Omdat Cornelius in gehoorzaamheid leefde aan alle onderwijzing die hij had ontvangen, bestuurde God de gebeurtenissen zodanig dat meer waarheid zijn deel werd. Tot de Romeinse hoofdman en tot Petrus werd een bode uit de hemelse hoven gezonden om Cornelius in verbin­ding te brengen met iemand die hem tot groter licht kon leiden. Velen in onze wereld zijn dichter bij het Koninkrijk Gods dan wij ver­onderstellen. In deze donkere wereld van zonde heeft de Here vele kostbare juwelen tot wie Hij Zijn boden wil leiden.

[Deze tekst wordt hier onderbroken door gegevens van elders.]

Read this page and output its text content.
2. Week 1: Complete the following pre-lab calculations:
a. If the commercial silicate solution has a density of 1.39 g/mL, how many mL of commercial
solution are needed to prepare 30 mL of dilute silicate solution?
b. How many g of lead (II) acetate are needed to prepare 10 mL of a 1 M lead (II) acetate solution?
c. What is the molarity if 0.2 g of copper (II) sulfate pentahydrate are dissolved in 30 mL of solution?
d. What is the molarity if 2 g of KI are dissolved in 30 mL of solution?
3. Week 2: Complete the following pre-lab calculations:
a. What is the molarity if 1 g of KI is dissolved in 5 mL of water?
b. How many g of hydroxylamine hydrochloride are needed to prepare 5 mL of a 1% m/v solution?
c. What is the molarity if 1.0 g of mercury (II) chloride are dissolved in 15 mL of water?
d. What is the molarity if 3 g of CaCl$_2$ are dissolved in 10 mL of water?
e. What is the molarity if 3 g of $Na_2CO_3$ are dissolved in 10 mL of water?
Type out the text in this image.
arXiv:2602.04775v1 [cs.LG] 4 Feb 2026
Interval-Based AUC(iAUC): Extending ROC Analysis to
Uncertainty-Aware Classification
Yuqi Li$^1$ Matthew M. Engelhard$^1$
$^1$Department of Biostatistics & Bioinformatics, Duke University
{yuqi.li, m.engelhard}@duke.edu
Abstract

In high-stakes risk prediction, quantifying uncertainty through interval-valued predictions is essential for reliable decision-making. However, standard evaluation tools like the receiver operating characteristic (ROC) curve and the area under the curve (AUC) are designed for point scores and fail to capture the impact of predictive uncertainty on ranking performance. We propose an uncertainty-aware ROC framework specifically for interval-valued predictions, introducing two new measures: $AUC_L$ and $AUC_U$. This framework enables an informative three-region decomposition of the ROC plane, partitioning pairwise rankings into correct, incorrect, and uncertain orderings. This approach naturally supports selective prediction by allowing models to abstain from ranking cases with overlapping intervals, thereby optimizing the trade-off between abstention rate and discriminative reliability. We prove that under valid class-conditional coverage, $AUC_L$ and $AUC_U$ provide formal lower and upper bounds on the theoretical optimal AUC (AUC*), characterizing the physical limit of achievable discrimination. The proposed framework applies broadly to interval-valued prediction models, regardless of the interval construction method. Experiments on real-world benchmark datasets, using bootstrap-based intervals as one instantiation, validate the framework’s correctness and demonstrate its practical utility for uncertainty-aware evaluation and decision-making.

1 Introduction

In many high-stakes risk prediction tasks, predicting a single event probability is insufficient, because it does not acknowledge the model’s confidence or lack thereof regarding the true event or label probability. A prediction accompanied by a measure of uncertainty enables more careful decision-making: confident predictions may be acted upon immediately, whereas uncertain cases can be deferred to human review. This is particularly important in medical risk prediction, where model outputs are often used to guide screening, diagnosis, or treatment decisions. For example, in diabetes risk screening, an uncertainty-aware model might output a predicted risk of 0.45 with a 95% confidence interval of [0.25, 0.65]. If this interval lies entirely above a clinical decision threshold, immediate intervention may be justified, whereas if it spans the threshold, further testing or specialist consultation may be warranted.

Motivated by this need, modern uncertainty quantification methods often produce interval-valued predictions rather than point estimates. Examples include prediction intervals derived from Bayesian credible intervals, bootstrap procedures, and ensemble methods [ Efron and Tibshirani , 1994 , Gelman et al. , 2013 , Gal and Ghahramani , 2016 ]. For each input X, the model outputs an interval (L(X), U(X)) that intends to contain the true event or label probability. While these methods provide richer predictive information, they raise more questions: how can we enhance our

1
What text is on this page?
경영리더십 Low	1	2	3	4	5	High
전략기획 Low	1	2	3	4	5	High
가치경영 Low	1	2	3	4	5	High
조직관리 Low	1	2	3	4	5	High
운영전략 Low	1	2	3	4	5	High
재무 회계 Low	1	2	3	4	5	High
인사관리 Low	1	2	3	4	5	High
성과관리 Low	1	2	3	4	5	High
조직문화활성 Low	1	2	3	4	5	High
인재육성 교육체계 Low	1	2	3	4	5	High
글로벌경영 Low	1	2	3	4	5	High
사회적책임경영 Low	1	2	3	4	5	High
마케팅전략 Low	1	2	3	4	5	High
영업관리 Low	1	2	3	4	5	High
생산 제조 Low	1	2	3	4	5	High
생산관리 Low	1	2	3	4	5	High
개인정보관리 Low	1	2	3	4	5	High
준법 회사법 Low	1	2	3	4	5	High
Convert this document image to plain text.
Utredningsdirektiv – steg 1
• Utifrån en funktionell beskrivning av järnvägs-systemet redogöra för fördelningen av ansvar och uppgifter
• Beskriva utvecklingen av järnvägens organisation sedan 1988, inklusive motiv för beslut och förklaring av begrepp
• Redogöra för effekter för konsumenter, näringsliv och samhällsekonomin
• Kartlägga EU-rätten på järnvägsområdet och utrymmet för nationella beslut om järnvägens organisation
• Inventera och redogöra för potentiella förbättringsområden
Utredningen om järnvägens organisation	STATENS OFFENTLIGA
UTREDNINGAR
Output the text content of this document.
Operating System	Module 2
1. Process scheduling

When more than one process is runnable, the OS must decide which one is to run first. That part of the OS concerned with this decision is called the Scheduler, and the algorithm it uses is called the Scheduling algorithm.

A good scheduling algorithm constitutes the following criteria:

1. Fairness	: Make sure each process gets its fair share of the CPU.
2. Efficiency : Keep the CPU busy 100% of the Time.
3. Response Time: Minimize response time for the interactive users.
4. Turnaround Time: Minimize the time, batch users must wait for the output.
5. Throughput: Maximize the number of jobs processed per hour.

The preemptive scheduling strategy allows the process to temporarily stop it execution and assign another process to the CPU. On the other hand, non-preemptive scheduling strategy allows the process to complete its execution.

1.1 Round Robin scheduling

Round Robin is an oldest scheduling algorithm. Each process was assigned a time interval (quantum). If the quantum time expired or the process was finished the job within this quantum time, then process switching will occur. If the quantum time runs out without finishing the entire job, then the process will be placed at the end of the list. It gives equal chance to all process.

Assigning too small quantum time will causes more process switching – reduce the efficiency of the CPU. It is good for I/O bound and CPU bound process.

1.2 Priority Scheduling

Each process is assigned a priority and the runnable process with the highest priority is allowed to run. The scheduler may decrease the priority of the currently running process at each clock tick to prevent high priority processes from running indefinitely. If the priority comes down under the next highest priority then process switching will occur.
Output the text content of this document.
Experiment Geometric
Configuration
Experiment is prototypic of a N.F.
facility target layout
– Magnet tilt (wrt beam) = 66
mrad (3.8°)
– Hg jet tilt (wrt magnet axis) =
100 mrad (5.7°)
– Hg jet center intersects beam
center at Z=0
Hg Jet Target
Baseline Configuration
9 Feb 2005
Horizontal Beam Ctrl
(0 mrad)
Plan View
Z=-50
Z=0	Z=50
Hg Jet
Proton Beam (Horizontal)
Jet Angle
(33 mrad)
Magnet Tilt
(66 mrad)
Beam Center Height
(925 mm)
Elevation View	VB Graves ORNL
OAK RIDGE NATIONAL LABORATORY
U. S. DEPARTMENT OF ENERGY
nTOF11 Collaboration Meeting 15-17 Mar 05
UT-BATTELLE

Overal zijn er die zich achter Jezus willen scharen. Velen zullen de rijkdom van God boven elk aards voordeel stellen en getrouwe lichtdragers worden. Gedrongen door de liefde van Christus, willen zij ook bij anderen erop aandringen om tot Hem te gaan.

 

Toen de broeders in Judéa hoorden dat Petrus het huis van een heiden was binnengegaan en voor de daar samengekomenen gespro­ken had, waren zij verbaasd en geërgerd. Zij vreesden dat een derge­lijke handelwijze, die hun vermetel toescheen, verijdeling van hun eigen onderwijs tengevolge zou hebben. Toen ze daarna Petrus zagen, tra­den ze hem met een scherpe berisping tegemoet, zeggende: „Gij zijt binnengegaan bij onbesnedenen en hebt met hen gegeten".

 

Petrus legde hun de hele zaak uit. Hij verhaalde zijn belevenissen met betrekking tot het visioen, en beriep zich erop dat hem daardoor werd gemaand niet langer het onderscheid tussen besnedenen en onbesnedenen in acht te nemen, noch op de heidenen neer te zien als op onreinen. Hij vertelde hun van het bevel dat hem werd gegeven om naar de heidenen te gaan, van de komst van de boodschappers, van zijn reis naar Caesaréa en van de ontmoeting met Cornelius. Hij verhaalde het belangrijkste van zijn onderhoud met de hoofdman, hoe deze hem had verteld van het visioen en de daarbij gegeven opdracht om Petrus te ontbieden.

 

“En toen ik begonnen was te spreken, viel de Heilige Geest op hen, evenals in het begin ook op ons. En ik herinnerde mij het woord des Heren, hoe Hij zeide: Johannes doopte wel met water, maar gij zult met de Heilige Geest gedoopt worden. Indien nu God hen op volkomen gelijke wijze als ons de gave heeft gegeven op het geloof in de Here Jezus Christus, hoe zou ik dan bij machte geweest zijn God tegen te houden?"

 

Toen de broeders deze verklaring hoorden, zwegen ze. Overtuigd dat Petrus' handelwijze geheel in overeenstemming was met Gods plan en dat hun vooroordeel en hun eenzijdigheid volslagen in tegenstelling waren met de geest van het evangelie, verheerlijkten ze God, zeggende: „Zo heeft dan God ook de heidenen de bekering ten leven geschon­ken.”

 

Op deze wijze was het vooroordeel zonder tegenspraak uit de weg geruimd. De apartheid die op het gebruik van eeuwen was gegrond, had afgedaan, en de weg voor de verkondiging van het evangelie aan de heidenen was opengesteld.